Converging Territories is pilot-project for architects’ mobility in Europe. In the framework of a residence, the applicants were invited to develop proposals, linked to a specific territorial or spatial situation, located in one of the three cities involved: Dublin, Paris and Prague.
The current economic crisis bequeathed to Dublin a legacy of half finished projects, undeveloped lands in inappropriate locations and ghost estates, complete but unoccupied. With the support of the European Forum for Architectural Policies, The Royal Institute of the Architects of Ireland and critic Petar Zaklanovic, the three architects of the WISH-team have spent a good deal of time in Ireland over the past six months looking at what they have come to term Shadowlands – empty spaces, half finished building sites and neighbourhoods. This exhibition is a photographic record of what they found in the greater Dublin area, in particular the edges and hinterland of Dublin.
Accompanying the photographs are reflections by the three architects on these Shadowlands – questions as to what could or should be done with them now, proposals that seek alternative options for dealing with this legacy, and a call for a resetting of the paradigm of development in a way that is more holistic, integrated, flexible, local, intuitive and above all sustainable.

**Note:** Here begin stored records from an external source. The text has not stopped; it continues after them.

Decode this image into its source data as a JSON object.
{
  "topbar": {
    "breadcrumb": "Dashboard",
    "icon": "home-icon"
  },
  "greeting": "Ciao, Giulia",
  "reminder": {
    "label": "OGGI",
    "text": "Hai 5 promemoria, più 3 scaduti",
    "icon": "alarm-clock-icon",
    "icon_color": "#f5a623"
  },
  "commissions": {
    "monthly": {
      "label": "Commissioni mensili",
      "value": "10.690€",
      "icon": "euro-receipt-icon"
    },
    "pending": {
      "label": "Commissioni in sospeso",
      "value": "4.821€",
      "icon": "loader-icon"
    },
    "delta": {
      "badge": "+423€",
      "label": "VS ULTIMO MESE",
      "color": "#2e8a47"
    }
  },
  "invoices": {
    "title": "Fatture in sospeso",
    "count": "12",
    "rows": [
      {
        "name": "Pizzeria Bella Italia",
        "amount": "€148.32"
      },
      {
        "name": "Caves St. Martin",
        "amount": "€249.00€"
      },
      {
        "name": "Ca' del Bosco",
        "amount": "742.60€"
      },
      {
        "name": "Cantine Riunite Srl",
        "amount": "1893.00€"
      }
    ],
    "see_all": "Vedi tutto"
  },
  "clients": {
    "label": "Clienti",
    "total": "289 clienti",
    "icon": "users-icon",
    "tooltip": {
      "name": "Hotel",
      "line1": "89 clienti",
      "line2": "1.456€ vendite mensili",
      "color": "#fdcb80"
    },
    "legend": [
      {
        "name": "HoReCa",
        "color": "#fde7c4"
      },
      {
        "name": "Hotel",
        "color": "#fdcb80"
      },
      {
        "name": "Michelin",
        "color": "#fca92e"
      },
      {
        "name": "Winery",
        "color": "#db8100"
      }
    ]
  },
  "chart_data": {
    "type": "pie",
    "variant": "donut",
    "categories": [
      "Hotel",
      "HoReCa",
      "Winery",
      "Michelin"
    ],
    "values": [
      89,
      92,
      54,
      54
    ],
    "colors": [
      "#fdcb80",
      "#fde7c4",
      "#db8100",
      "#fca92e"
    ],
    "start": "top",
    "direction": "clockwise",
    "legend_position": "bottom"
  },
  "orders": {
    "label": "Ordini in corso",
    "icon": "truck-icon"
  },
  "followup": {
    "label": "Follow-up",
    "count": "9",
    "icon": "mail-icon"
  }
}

Wish Architects is an association of three young architects based in Paris, gathering to work on urban design, architecture and photography. They began their architectural studies in Nantes and Belgium and have studied and worked in Barcelona, Brussels and Tampere.
M. Debien won Europan 9 on Le Havre harbour site and works as a freelance architect and urbanist.
M. Jansens works as a freelance architect.
S. Morel works as an architecture photographer.